Kamaa was happy to see me again because when he sees me he sees money. He waved a stringy garment in my face and said elaborately: "This is very good for your sweetheart when she is going to the gym."

I wondered at which point he became a relationship consultant and fitness enthusiast.

He took his sweet time to explain that the sportswear restrains the upper torso to avoid vigorous movements that may send the wrong signals to the other gym goers.

But I can’t blame him altogether for his enthusiasm. Somehow I have made him believe that I am from a lineage of strong and immensely powerful men who can lift 100kg with one finger.

I have also variously insinuated to him that my family comprises of renowned weight lifters and sumo wrestlers.

I did it on purpose because every time the city askaris strike he is forced to move his exhibition to even more dangerous alleys.

Those alleys are full of private developers who are willing to convert your phone into equity with them as majority shareholders.

To buy my security I told Kamaa that in my family we eat railway for breakfast, we own a family gym on 8th Floor and we can all do reverse summersaults. It gives me a sense of comfort and personal safety.

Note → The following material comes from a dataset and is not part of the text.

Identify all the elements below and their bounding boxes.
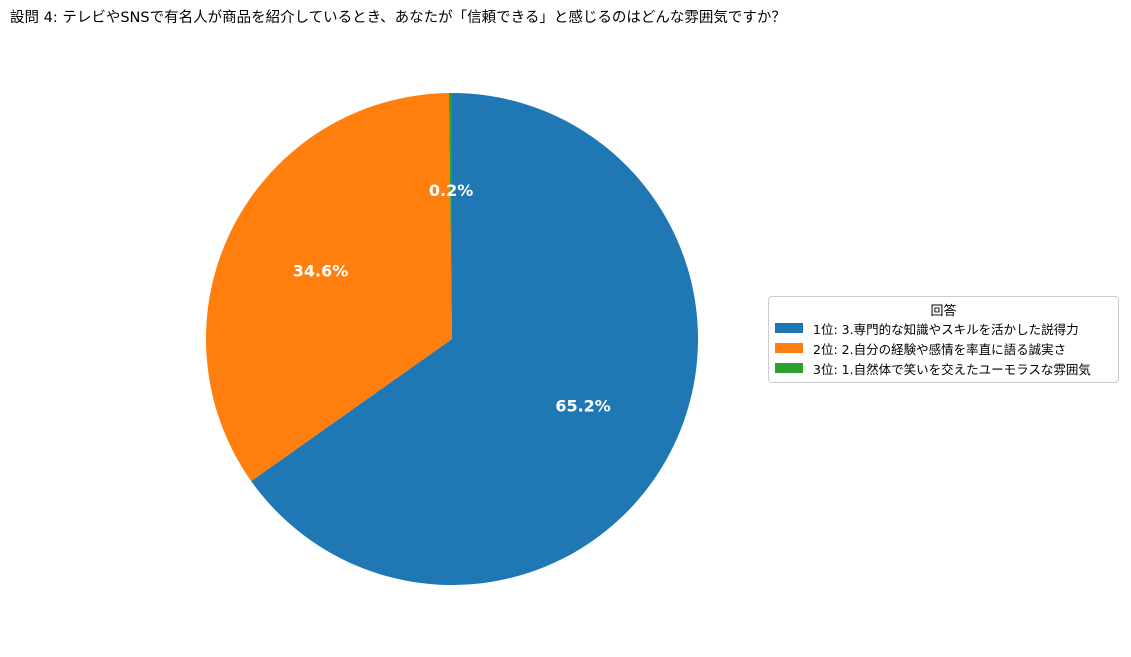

Every time I visit him, I hear his fellow exhibitors whisper “There goes Rambo” meaning I am the kind of customer that no one should mess with.

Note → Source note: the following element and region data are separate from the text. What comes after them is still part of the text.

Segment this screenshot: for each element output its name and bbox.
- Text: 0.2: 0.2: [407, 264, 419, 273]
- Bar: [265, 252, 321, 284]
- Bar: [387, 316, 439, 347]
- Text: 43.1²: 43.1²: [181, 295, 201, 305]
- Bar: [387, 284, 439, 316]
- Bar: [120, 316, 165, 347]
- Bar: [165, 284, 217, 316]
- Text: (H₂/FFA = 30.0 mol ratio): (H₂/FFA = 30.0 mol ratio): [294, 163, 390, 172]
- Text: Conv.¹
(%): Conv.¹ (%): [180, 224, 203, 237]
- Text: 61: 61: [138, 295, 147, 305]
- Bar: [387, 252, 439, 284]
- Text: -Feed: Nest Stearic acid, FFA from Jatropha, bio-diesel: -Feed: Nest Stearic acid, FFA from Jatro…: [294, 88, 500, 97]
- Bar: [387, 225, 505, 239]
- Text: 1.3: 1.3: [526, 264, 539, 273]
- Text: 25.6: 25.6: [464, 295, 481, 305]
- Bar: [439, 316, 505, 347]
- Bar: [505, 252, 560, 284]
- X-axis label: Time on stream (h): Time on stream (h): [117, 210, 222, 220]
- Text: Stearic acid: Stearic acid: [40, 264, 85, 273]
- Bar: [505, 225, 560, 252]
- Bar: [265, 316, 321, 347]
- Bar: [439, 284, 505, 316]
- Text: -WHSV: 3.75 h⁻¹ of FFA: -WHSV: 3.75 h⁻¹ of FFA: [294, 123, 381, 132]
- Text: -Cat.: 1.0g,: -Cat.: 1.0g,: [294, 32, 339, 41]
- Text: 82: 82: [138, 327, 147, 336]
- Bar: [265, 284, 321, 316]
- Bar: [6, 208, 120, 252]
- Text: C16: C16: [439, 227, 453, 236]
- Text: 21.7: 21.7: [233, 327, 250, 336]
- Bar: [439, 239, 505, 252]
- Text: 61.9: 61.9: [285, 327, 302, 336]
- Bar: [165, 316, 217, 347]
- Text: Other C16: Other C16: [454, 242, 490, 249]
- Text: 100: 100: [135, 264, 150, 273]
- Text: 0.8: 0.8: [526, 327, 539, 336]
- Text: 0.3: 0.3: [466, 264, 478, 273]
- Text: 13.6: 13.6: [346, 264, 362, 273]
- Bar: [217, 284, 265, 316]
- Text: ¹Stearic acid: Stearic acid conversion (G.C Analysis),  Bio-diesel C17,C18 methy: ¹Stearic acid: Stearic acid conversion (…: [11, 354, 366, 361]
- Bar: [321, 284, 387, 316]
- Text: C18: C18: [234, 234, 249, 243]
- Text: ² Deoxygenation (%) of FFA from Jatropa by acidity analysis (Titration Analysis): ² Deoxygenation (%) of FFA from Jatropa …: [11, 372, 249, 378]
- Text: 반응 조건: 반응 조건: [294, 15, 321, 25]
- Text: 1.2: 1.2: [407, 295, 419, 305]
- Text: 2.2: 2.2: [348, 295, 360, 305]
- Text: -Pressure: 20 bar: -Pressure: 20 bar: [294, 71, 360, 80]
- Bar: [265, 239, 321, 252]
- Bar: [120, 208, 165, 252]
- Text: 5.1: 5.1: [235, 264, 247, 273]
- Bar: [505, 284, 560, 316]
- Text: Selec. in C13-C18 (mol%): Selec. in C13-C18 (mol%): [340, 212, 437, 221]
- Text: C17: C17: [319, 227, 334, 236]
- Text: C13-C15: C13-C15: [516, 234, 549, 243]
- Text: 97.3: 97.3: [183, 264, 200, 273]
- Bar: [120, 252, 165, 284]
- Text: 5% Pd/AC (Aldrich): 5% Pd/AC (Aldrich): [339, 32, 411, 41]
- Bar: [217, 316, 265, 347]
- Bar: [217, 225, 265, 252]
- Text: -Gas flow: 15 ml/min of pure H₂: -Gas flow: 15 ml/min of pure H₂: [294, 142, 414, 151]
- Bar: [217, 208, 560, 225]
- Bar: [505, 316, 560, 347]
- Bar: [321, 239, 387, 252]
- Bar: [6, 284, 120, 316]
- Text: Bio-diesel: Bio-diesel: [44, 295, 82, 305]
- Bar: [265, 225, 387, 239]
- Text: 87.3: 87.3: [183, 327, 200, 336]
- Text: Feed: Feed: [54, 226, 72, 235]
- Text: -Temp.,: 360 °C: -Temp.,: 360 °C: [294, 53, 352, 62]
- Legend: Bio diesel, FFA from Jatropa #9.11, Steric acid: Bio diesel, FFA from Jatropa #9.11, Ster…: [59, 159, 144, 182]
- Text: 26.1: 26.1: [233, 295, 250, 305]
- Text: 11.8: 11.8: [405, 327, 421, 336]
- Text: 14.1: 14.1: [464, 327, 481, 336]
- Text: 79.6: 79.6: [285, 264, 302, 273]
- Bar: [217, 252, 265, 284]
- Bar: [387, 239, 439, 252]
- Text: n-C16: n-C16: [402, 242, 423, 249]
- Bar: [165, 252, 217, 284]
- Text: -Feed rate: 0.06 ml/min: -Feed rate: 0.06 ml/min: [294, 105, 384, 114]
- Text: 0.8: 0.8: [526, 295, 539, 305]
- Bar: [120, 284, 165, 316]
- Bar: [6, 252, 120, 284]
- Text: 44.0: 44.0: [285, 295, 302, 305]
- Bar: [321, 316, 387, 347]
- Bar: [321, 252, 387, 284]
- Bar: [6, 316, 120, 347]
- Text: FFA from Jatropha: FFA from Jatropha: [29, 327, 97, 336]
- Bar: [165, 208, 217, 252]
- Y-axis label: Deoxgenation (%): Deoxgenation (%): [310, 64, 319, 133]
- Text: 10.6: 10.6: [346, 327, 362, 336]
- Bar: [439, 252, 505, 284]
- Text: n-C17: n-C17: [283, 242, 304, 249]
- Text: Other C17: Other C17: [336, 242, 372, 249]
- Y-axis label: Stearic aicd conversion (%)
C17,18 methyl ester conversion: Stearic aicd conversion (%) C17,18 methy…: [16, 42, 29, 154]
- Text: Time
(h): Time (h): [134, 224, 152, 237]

Back to his wares, he was relentless in trying to convince me that the garment he was holding was worn by the world number one tennis player during the last Australian Open.

I quickly looked both sides to be sure no one who knows me from the village was watching. I told him to remove that item from my sight and slide it into my bag without attracting any attention.

It is not just the sheer fear of being spotted by my fellow villagers buying suspicious garments from the street entrepreneurs; my fear is founded on real life experience of being arrested by the dreaded city askaris.

Before I became this streetwise, the city askaris had once shown me dust.

ARRESTED

Kamaa had just handed me a basketball jersey and he was in the process of explaining that it was previously enjoyed by a famous Chicago Bulls forward.

The city council askaris rained from the seemingly harmless skies, and the next minute I was being bundled into a heavily fortified pickup truck.

We were very many inside, each resplendent with their wares as evidence of illegal hawking.

The minute I was arrested, Kamaa ducked deeper into the alley and switched off his phone.

We were taken through a guided tour of the city where more guests were added into the already full pickup.

I was deeply worried as I could foresee a future in one of the maximum security prisons where I would waste away for the rest of my life. But the other occupants seemed calm and nonchalant.

Finally the pickup made a stop in a backroad, and a woman who looked motherly whispered to me to prepare my offertory.

I did not understand what she meant, but before she led the rest of us outside, she waved a neatly folded currency note in her hand as a sign.

We trooped out one by one as we handed our offertory to a burly gentleman who had earlier lifted me off the ground and thrown me into the pickup in one effortless movement.

I visited Kamaa a week later and narrated my ordeal. He fell on the floor, rolling with laughter.